Placówka w ciągu kilkunastu lat pomogła wielu młodym pacjentom wrócić do zdrowia, ale stan Oli okazał się bardziej skomplikowany. Pomimo tego, że rodzina miała nadzieję na jej wybudzenie, po kilku latach Ola wróciła do domu.
To trwa 25 lat, więc taki komunikat muszę zawrzeć. (...) Ola nie przebywa w "Budziku", tylko od lat, ponad 20, przebywa w domu. W szpitalu jest jak każdy z nas, jeśli coś jej się dzieje, że wymaga szpitala. I jest wtedy na takim oddziale, w takim szpitalu, który jest dedykowany temu, co jej dolega. Staramy się oczywiście, żeby była tam jak najrzadziej, bo bariera immunologiczna u takich osób też jest mocno obniżona i my mamy katar, a ci ludzie mają zapalenie płuc, więc to nie jest tak samo. I trzeba po prostu tak robić, żeby być jak najbardziej poza szpitalem - powiedziała w podcaście portalu Pacjenci.
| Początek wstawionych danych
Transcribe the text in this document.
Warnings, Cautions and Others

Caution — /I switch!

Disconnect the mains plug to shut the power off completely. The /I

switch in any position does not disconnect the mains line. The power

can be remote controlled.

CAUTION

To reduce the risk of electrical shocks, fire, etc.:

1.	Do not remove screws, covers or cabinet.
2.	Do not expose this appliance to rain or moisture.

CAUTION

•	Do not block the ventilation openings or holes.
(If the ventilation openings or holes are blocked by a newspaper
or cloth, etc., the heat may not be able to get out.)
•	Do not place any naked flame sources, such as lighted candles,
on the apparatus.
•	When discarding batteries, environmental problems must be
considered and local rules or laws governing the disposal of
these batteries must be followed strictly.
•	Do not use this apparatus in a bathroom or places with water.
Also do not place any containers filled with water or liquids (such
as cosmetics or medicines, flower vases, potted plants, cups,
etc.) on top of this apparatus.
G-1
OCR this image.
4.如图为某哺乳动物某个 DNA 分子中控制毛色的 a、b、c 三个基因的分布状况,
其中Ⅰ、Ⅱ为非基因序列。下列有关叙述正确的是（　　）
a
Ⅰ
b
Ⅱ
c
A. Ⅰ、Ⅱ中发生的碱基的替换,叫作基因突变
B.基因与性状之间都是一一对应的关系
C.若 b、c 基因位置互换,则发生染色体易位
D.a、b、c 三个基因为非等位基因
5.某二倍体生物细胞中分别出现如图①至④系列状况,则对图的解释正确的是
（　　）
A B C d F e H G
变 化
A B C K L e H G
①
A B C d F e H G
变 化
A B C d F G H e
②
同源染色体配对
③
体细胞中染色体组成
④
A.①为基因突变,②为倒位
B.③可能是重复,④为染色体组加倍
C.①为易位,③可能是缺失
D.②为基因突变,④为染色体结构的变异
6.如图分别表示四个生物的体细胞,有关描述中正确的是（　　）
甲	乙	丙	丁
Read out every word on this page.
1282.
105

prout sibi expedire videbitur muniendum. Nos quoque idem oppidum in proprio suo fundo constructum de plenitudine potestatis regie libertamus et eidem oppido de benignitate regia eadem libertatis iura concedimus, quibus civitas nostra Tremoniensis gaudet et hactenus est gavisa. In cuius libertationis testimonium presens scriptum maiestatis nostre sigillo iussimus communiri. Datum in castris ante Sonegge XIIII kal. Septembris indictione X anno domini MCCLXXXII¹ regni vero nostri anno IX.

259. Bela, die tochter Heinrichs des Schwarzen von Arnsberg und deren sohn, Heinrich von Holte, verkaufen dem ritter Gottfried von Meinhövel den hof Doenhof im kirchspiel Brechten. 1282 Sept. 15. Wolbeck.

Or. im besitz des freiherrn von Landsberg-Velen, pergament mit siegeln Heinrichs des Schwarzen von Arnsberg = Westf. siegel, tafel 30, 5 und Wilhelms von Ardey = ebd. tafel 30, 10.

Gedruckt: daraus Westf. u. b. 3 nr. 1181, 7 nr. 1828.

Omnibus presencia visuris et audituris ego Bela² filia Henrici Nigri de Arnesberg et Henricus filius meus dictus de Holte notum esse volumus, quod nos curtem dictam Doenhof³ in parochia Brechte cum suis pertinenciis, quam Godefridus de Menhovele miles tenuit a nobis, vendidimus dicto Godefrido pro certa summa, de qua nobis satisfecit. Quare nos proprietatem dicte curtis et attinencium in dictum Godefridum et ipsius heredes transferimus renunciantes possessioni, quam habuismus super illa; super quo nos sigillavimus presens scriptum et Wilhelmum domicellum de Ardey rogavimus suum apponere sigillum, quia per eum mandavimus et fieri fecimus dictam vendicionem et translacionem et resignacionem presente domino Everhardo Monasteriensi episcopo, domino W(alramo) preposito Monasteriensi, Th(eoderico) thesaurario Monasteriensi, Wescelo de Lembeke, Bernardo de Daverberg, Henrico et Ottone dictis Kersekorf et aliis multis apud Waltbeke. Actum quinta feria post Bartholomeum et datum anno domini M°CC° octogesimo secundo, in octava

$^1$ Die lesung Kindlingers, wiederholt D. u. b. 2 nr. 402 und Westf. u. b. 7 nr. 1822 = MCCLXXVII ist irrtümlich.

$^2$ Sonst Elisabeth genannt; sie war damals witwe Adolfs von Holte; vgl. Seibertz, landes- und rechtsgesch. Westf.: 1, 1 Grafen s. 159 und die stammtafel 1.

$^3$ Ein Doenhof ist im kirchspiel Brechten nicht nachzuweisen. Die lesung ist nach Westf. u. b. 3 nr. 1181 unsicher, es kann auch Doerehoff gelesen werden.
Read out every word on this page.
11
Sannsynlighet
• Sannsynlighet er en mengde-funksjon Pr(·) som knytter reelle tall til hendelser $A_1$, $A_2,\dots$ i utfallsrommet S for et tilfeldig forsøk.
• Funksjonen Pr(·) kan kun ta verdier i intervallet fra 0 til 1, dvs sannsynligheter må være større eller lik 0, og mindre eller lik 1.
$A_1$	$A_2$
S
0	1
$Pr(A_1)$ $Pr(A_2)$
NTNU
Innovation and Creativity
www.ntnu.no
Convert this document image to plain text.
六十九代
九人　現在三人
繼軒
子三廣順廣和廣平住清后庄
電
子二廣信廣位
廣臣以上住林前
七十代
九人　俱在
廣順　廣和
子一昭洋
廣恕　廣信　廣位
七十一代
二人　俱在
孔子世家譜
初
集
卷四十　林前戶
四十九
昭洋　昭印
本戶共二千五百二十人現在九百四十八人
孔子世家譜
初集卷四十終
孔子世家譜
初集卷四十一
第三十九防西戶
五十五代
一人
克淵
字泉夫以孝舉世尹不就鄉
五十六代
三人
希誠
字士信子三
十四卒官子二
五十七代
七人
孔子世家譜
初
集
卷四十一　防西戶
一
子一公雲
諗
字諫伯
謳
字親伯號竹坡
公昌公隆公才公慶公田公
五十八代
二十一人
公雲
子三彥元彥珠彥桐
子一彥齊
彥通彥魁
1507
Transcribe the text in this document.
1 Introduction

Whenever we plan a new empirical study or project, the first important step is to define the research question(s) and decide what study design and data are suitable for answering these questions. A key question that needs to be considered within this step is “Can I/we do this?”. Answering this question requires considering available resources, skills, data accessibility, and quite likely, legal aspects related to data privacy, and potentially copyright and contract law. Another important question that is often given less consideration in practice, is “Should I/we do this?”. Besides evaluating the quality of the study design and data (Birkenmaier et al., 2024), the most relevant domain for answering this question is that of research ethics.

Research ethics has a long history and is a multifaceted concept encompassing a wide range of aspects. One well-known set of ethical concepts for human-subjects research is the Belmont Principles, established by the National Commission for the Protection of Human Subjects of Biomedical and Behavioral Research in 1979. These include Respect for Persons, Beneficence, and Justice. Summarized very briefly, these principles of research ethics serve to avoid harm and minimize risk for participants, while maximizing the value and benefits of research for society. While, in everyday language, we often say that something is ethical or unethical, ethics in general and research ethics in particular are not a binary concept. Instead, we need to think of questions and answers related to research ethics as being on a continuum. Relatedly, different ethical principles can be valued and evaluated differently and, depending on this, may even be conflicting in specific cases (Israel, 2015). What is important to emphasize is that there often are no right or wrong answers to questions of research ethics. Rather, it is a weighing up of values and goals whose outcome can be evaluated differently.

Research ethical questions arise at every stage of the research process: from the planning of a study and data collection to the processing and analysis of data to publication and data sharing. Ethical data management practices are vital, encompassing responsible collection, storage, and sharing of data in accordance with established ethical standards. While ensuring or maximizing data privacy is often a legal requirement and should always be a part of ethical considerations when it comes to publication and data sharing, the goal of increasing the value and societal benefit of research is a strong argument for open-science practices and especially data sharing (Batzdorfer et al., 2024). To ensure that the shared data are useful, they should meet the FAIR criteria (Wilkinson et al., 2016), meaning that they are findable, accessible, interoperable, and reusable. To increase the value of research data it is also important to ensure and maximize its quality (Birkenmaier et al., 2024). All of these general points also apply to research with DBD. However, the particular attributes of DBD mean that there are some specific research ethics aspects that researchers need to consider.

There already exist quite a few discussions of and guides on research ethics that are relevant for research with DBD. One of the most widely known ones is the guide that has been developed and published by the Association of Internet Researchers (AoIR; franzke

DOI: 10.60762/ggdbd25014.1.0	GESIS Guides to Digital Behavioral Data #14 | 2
Ewa Błaszczyk szczerze o utracie nadziei na wyzdrowienie córki
Historia Oli od lat wzrusza i porusza opinię publiczną. W rozmowie dla portalu Pacjenci Błaszczyk wyznała, że córka ma za sobą kilka dramatycznych momentów, które mogły zakończyć się jej śmiercią.
Rozwija się medycyna, rozwija się technologia. Coraz więcej mamy aparatów diagnostycznych, żeby zobaczyć, jak ten mózg działa. Naprawdę to idzie w oszałamiającym tempie. Ale jest to wyścig z czasem, czy utrzymamy organizm w tak dobrej formie, żeby w przyszłości można było z czegoś nadzwyczajnego skorzystać, czy też nie damy rady - powiedziała.
Mimo to aktorka i jej rodzina nie tracą nadziei.
Jeśli my się załamiemy czy zaczniemy narzekać, to ja staję przy Oli i np. mówię: "co, ja mogę być zmęczona czy narzekać?", kiedy patrzę na nią, co ona robi przez ćwierć wieku, a miała trzy momenty przynajmniej takie, że mogła nas pożegnać. Nie robi tego, czyli ciągle jest coś do zrobienia. A poza tym, jak ja mogę narzekać, jak patrzę na jej los?
Ewa Błaszczyk podkreśla, że choć jej córka nie jest w stanie samodzielnie funkcjonować, ma świadomość i reaguje na bodźce.
Mam wrażenie, że to Ola zmienia ten świat. Bo ona po prostu leży, ale nami, narzędziami, robi to, co jest do zrobienia. Jeśli przyjąć cały ten układ szerzej, to jeśli ktoś sobie coś takiego wybrał, to znaczy, że ma coś do zrobienia.